The DeWall Prairie Strip was implemented as part of the Minnesota Department of Agriculture’s Root River Field to Stream Partnership Program, with partners closely monitoring and measuring every stormwater runoff event at the site. . Prior to the prairie strip, the partnership collected six years of data at the site.

Early results show immediate improvements in water quality from the meadow strip at DeWall Farm. Fett collects stormwater runoff samples from a monitoring site adjacent to the DeWall meadow strip as part of Field to Stream.

The Iowa State STRIPS team has researched grassland strips for over a decade and found that integrating small amounts of grassland in strategic locations in corn and soybean fields – strips Contour buffers in the fields and filter strips at the edge of the field – can give significant benefits to soil, water and biodiversity.

Better advantages than perennial vegetation due to the diversity of native plant species incorporated into the meadow strips, their deep, multi-layered root systems and rigid stems that withstand heavy rain.

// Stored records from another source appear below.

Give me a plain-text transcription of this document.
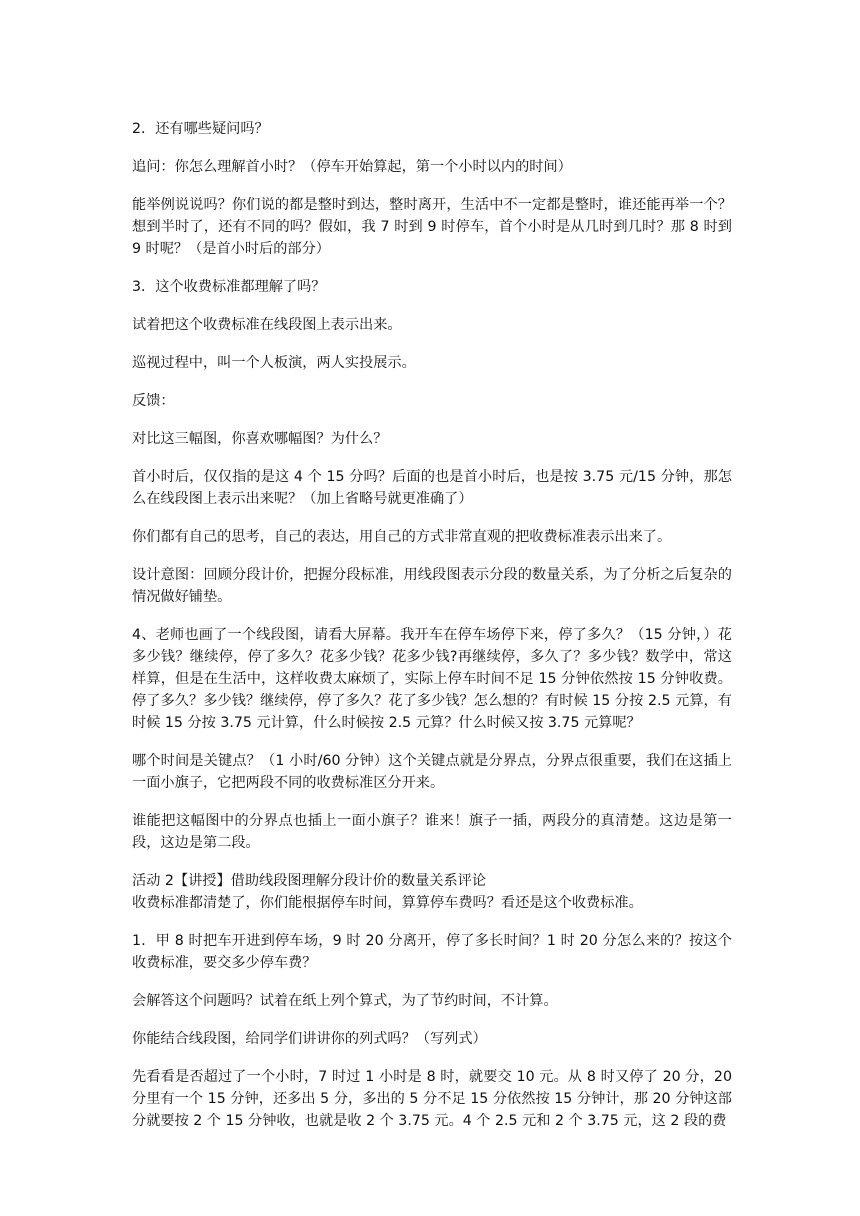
2．还有哪些疑问吗？

追问：你怎么理解首小时？（停车开始算起，第一个小时以内的时间）

能举例说说吗？你们说的都是整时到达，整时离开，生活中不一定都是整时，谁还能再举一个？想到半时了，还有不同的吗？假如，我 7 时到 9 时停车，首个小时是从几时到几时？那 8 时到 9 时呢？（是首小时后的部分）

3．这个收费标准都理解了吗？

试着把这个收费标准在线段图上表示出来。

巡视过程中，叫一个人板演，两人实投展示。

反馈：

对比这三幅图，你喜欢哪幅图？为什么？

首小时后，仅仅指的是这 4 个 15 分吗？后面的也是首小时后，也是按 3.75 元/15 分钟，那怎么在线段图上表示出来呢？（加上省略号就更准确了）

你们都有自己的思考，自己的表达，用自己的方式非常直观的把收费标准表示出来了。

设计意图：回顾分段计价，把握分段标准，用线段图表示分段的数量关系，为了分析之后复杂的情况做好铺垫。

4、老师也画了一个线段图，请看大屏幕。我开车在停车场停下来，停了多久？（15 分钟，）花多少钱？继续停，停了多久？花多少钱？花多少钱?再继续停，多久了？多少钱？数学中，常这样算，但是在生活中，这样收费太麻烦了，实际上停车时间不足 15 分钟依然按 15 分钟收费。停了多久？多少钱？继续停，停了多久？花了多少钱？怎么想的？有时候 15 分按 2.5 元算，有时候 15 分按 3.75 元计算，什么时候按 2.5 元算？什么时候又按 3.75 元算呢？

哪个时间是关键点？（1 小时/60 分钟）这个关键点就是分界点，分界点很重要，我们在这插上一面小旗子，它把两段不同的收费标准区分开来。

谁能把这幅图中的分界点也插上一面小旗子？谁来！旗子一插，两段分的真清楚。这边是第一段，这边是第二段。

活动 2【讲授】借助线段图理解分段计价的数量关系评论

收费标准都清楚了，你们能根据停车时间，算算停车费吗？看还是这个收费标准。

1．甲 8 时把车开进到停车场，9 时 20 分离开，停了多长时间？1 时 20 分怎么来的？按这个收费标准，要交多少停车费？

会解答这个问题吗？试着在纸上列个算式，为了节约时间，不计算。

你能结合线段图，给同学们讲讲你的列式吗？（写列式）

先看看是否超过了一个小时，7 时过 1 小时是 8 时，就要交 10 元。从 8 时又停了 20 分，20 分里有一个 15 分钟，还多出 5 分，多出的 5 分不足 15 分依然按 15 分钟计，那 20 分钟这部分就要按 2 个 15 分钟收，也就是收 2 个 3.75 元。4 个 2.5 元和 2 个 3.75 元，这 2 段的费
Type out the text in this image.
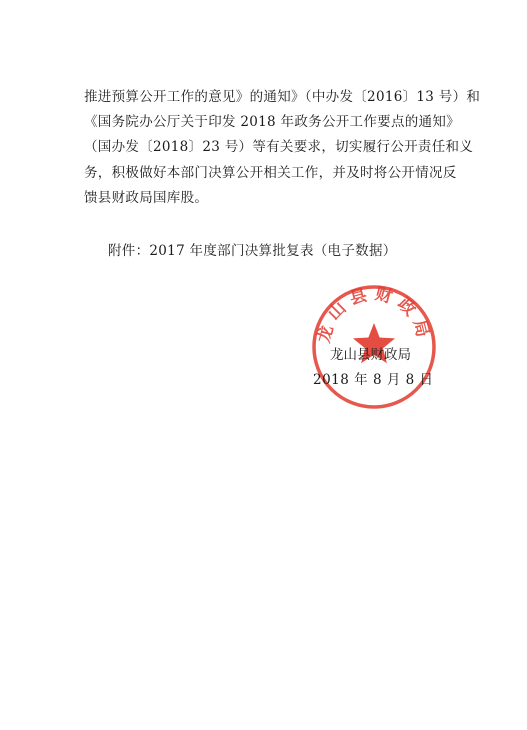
推进预算公开工作的意见》的通知》（中办发〔2016〕13 号）和
《国务院办公厅关于印发 2018 年政务公开工作要点的通知》
（国办发〔2018〕23 号）等有关要求，切实履行公开责任和义
务，积极做好本部门决算公开相关工作，并及时将公开情况反
馈县财政局国库股。
附件：2017 年度部门决算批复表（电子数据）
龙山县财政局
龙山县财政局
2018 年 8 月 8 日
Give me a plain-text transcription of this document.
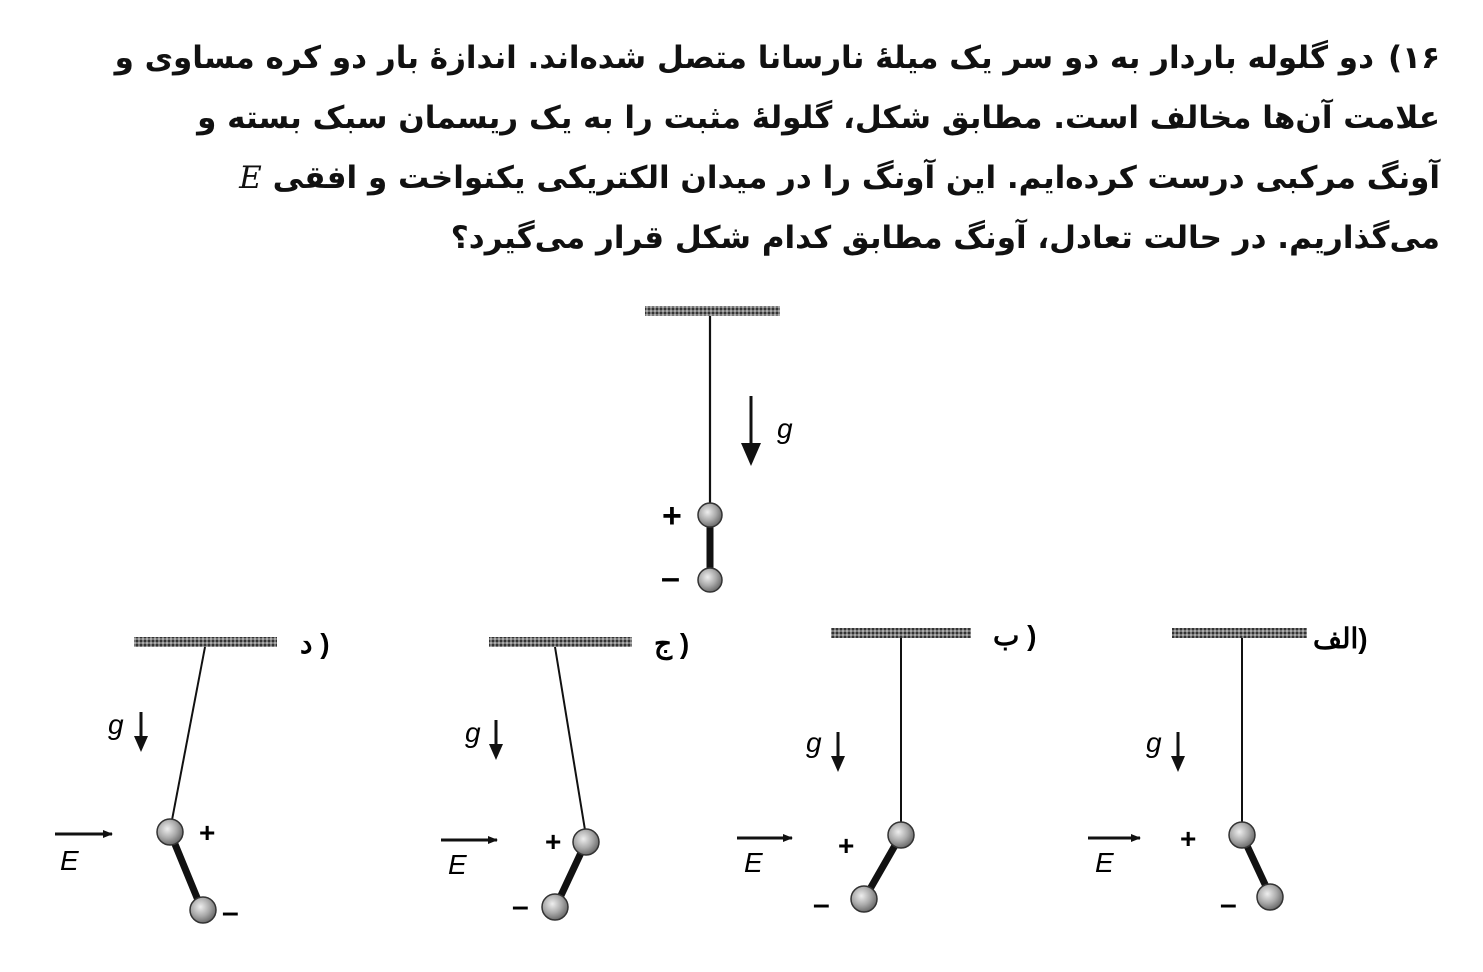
۱۶)دو گلوله باردار به دو سر یک میلهٔ نارسانا متصل شده‌اند. اندازهٔ بار دو کره مساوی و
علامت آن‌ها مخالف است. مطابق شکل، گلولهٔ مثبت را به یک ریسمان سبک بسته و
آونگ مرکبی درست کرده‌ایم. این آونگ را در میدان الکتریکی یکنواخت و افقی E
می‌گذاریم. در حالت تعادل، آونگ مطابق کدام شکل قرار می‌گیرد؟
g
+
–
الف)
g
E
+
–
ب )
g
E
+
–
ج )
g
E
+
–
د )
g
E
+
–
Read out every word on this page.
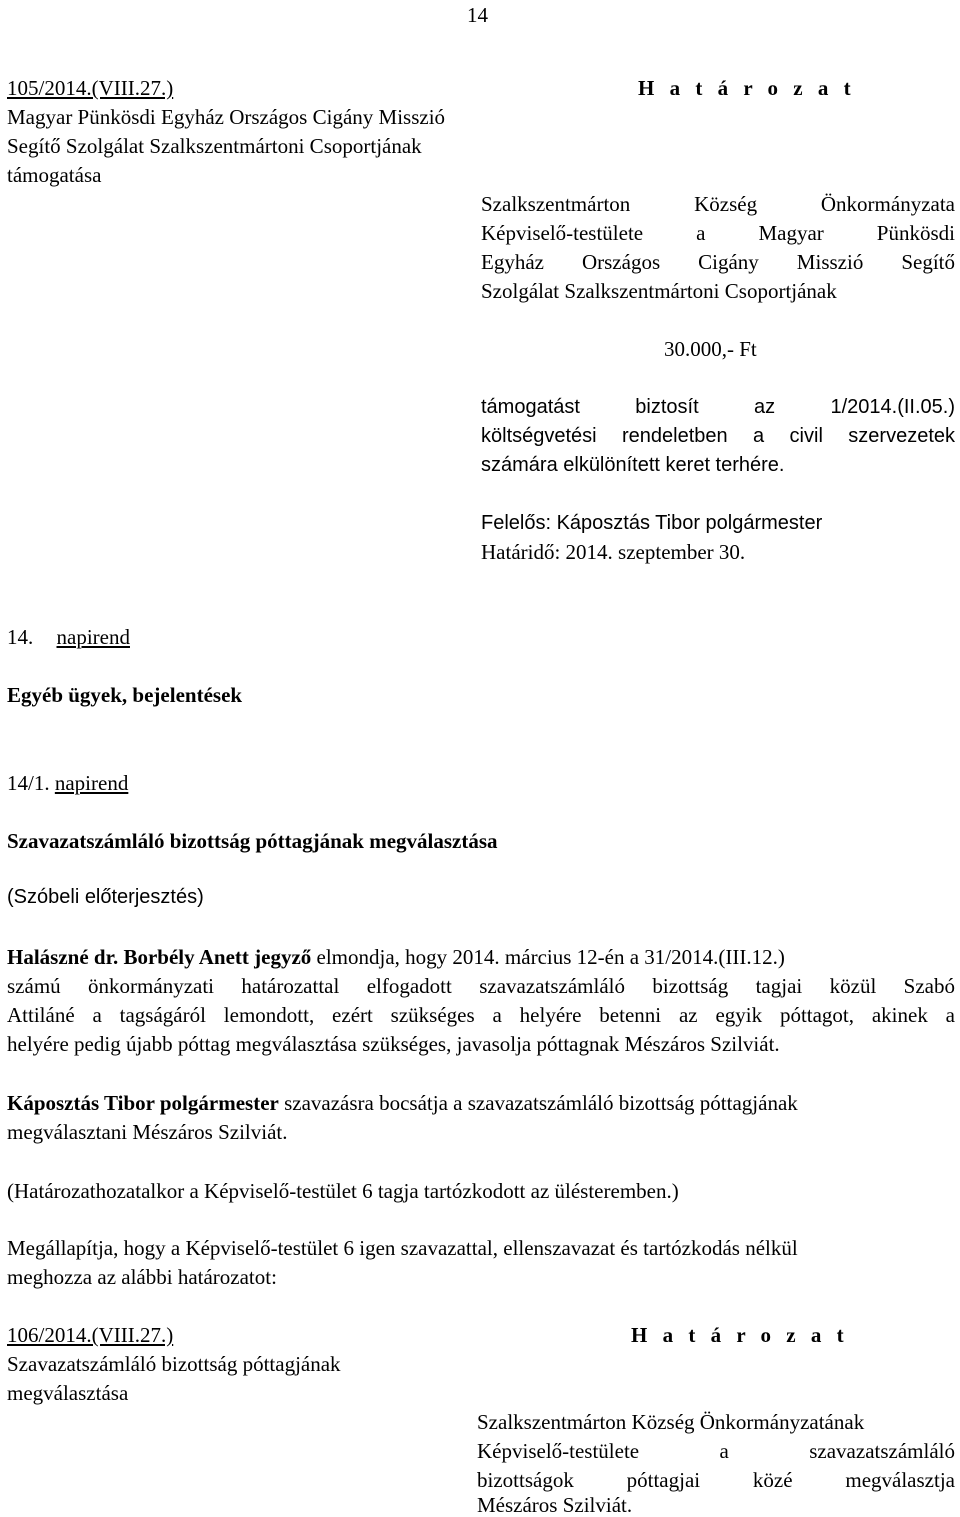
14
105/2014.(VIII.27.)
Magyar Pünkösdi Egyház Országos Cigány Misszió
Segítő Szolgálat Szalkszentmártoni Csoportjának
támogatása
H a t á r o z a t
Szalkszentmárton Község Önkormányzata
Képviselő-testülete a Magyar Pünkösdi
Egyház Országos Cigány Misszió Segítő
Szolgálat Szalkszentmártoni Csoportjának
30.000,- Ft
támogatást biztosít az 1/2014.(II.05.)
költségvetési rendeletben a civil szervezetek
számára elkülönített keret terhére.
Felelős: Káposztás Tibor polgármester
Határidő: 2014. szeptember 30.
14. napirend
Egyéb ügyek, bejelentések
14/1. napirend
Szavazatszámláló bizottság póttagjának megválasztása
(Szóbeli előterjesztés)
Halászné dr. Borbély Anett jegyző elmondja, hogy 2014. március 12-én a 31/2014.(III.12.)
számú önkormányzati határozattal elfogadott szavazatszámláló bizottság tagjai közül Szabó
Attiláné a tagságáról lemondott, ezért szükséges a helyére betenni az egyik póttagot, akinek a
helyére pedig újabb póttag megválasztása szükséges, javasolja póttagnak Mészáros Szilviát.
Káposztás Tibor polgármester szavazásra bocsátja a szavazatszámláló bizottság póttagjának
megválasztani Mészáros Szilviát.
(Határozathozatalkor a Képviselő-testület 6 tagja tartózkodott az ülésteremben.)
Megállapítja, hogy a Képviselő-testület 6 igen szavazattal, ellenszavazat és tartózkodás nélkül
meghozza az alábbi határozatot:
106/2014.(VIII.27.)
Szavazatszámláló bizottság póttagjának
megválasztása
H a t á r o z a t
Szalkszentmárton Község Önkormányzatának
Képviselő-testülete a szavazatszámláló
bizottságok póttagjai közé megválasztja
Mészáros Szilviát.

STRIPS also discovered that grassland strips are one of the most affordable and environmentally beneficial agricultural conservation practices available to farmers and landowners. Low-yielding acres are a great opportunity to incorporate perennial vegetation, reducing input costs otherwise spent on low-yielding acres.

In September, Mower SWCD hosted a public prairie strip field day at DeWall Farm with the Minnesota Department of Agriculture, the Sand County Foundation, Iowa State University, and Northern Iowa University.

According to the Sand County Foundation, native prairie plants can act as a sponge and slow soil runoff caused by rain.